プレフィルドシリンジの製剤設計【第1回】
はじめに
本特集では、一つの化合物をプレフィルドシリンジとして研究・設計・製造する過程で検討する必要がある項目について6回にわたって述べる予定である。
まずは、プレフィルドシリンジとは何者なのかについて、確認したい。
続けて処方設計、シリンジの構成部品、製造工程設計、規格及び試験方法、最後に製造バリデーションについてお話しする予定である。
1.プレフィルドシリンジは医薬品なのか?
日本では、医薬品、医療機器等の品質、有効性及び安全性の確保等に関する法律(以下薬機法と略す)1)第二条にて、医薬品の定義が次のように記載されている。
第二条 (定義)
この法律で「医薬品」とは、次に掲げる物をいう。
一 日本薬局方に収められている物
この法律で「医薬品」とは、次に掲げる物をいう。
一 日本薬局方に収められている物
二 人又は動物の疾病の診断、治療又は予防に使用されることが目的とされている物であつて、機械器具等(機械器具、歯科材料、医療用品、衛生用品並びにプログラム(電子計算機に対する指令であつて、一の結果を得ることができるように組み合わされたものをいう。以下同じ。)及びこれを記録した記録媒体をいう。以下同じ。)でないもの(医薬部外品及び再生医療等製品を除く。)

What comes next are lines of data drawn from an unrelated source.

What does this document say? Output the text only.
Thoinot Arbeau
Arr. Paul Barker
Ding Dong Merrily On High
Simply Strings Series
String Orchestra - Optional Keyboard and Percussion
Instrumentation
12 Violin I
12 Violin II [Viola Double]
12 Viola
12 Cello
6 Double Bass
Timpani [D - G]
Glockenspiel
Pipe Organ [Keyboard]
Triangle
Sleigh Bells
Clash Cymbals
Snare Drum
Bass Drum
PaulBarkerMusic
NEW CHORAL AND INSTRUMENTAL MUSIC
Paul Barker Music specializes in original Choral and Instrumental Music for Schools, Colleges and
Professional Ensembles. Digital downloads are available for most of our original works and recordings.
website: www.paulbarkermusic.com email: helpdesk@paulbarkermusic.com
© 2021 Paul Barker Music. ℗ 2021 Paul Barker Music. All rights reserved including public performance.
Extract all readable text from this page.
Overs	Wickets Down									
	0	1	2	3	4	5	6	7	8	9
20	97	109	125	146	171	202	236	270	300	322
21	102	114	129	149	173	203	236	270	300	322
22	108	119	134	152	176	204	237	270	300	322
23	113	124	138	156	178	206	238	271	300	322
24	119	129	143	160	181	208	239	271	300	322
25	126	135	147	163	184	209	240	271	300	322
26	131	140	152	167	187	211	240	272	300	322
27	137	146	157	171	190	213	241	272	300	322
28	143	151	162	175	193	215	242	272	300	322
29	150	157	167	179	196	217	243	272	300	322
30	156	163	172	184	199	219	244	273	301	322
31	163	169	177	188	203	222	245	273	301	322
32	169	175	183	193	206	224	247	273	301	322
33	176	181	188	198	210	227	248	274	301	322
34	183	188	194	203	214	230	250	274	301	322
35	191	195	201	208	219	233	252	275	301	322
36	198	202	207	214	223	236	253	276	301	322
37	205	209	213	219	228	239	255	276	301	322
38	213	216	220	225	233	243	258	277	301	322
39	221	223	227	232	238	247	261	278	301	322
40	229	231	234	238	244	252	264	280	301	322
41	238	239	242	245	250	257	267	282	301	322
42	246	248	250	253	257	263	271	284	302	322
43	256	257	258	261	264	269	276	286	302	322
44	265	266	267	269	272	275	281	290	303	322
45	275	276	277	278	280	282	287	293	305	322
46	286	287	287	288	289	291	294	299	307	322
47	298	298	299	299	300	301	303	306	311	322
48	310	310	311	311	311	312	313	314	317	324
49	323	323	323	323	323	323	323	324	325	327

三 人又は動物の身体の構造又は機能に影響を及ぼすことが目的とされている物であつて、機械器具等でないもの(医薬部外品、化粧品及び再生医療等製品を除く。)
プレフィルドシリンジは、第二条第一項第二号に記載のある「人又は動物の疾病の診断、治療又は予防に使用されることが目的とされている物」に当てはまる。
しかし、この項の除外規定として「機械器具等でないもの」と記載があり、シリンジという器具でもあるため、混乱が生じてしまう可能性がある。
そこで厚生労働省は、「コンビネーション製品の承認申請における取扱いについて」の通知で取扱を決めている2)。
単独で流通した場合には医薬品,医療機器又は再生医療等製品に該当することが想定される薬物,機械器具又は加工細胞等(以下「薬物等」という。)のうち,二以上の異なる種類のものを組み合わせて一の医薬品,医療機器又は再生医療等製品として製造販売する製品(以下「コンビ ネーション製品」という。)を対象とする。
この通知の中では、当該製品の主たる機能、目的が何かを勘案して判断し、プレフィルドシリンジは、申請手続き上、医薬品として取り扱う旨が記載されている。これは、受け皿としての審査担当部署を設定したにすぎず、医薬品そのものではないことを理解する必要がある。